For enlightenment for those who have not endured my rambling posts or learned from other sources... There is an ionization cross section just like there are fusion or coulomb scattering cross sections dependent on the KE of the particles. Apparently the highest crossection for ionization ( at least for hydrogen) is ~ 100 eV. This means that once ~ 100 KE is reached, most of the atoms will be losing their electrons. Little will be left for higher energy ionizations. Thus the average energy of the secondary electrons (from ionization) will have an initial KE of ~ 100 eV. If one 10 KeV injected electron powers the cascading ionization of ~ 100 secondary electrons, then all of them would have an average energy of ~ 100 eV. Further injected electrons are needed to subsequently heat these 101 electrons to the potential well depth. If you do the math, you can appreciate what ion confinement time vs electron containment times are needed to allow electron heating to close to the injected electron energy (potential well voltage). This gives an idea of the confinement time ratio in WB6. If you assume 80 injected (and recirculated?) electrons are needed for each secondary electron, this would allow for the potential well to be ~ 80% of the electron injection energy (I think). This would imply that the potential well (and to a much lesser extent magnetic) ion confinement is ~ 80 times as great as the electron confinement time. This is certainly consistent with the the claims that ion losses is a miner loss mechanism compared to electron losses.

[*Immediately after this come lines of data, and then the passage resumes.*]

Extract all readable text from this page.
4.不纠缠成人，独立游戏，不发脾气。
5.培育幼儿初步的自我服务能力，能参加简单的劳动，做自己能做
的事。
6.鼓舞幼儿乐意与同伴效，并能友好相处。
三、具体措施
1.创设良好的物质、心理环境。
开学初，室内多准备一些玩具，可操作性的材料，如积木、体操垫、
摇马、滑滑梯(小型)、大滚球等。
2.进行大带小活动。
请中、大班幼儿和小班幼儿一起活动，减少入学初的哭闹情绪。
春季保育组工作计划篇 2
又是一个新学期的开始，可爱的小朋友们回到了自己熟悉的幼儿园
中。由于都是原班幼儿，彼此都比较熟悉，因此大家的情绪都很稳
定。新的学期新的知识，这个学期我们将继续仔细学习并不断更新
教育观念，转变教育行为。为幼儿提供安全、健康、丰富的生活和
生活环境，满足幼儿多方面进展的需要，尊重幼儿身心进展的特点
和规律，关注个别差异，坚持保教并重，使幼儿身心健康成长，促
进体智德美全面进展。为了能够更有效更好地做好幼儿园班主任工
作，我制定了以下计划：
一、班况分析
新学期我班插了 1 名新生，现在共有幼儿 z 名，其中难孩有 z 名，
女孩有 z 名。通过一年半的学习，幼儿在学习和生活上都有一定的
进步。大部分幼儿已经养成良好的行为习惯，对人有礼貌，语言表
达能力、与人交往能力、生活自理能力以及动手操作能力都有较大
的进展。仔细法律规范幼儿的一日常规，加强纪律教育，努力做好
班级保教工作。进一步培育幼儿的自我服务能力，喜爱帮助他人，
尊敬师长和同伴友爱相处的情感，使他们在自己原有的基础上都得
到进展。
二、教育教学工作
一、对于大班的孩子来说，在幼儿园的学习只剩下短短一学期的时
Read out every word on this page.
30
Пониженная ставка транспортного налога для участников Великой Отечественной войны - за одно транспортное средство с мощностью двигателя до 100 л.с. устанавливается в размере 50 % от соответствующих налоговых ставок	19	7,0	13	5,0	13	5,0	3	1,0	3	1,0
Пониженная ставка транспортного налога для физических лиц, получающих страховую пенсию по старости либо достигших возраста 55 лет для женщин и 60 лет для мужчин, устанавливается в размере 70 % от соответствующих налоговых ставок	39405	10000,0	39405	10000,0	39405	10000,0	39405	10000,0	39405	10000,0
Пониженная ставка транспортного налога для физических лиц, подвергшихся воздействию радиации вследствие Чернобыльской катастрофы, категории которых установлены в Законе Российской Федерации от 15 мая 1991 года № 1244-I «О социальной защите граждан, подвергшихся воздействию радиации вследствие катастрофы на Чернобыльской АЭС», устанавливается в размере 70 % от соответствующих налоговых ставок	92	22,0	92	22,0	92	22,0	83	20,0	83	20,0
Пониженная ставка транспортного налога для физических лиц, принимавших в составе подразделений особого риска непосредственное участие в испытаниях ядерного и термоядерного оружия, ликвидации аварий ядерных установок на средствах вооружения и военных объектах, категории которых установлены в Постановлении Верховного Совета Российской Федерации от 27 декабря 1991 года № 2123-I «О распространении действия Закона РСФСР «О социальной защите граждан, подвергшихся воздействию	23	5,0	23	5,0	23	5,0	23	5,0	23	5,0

From this you can play with the densities , mean fusion collision distance/ times, cross sections etc, to calculate results. Then throw in further complications such as annealing, convergence and traveling or standing waves (POPS effects) to make things more entertaining.
High Z fuels like boron (5 released electrons if fully ionized) changes the dynamics, and would result in even more interesting results.

Dan Tibbets
To error is human... and I'm very human.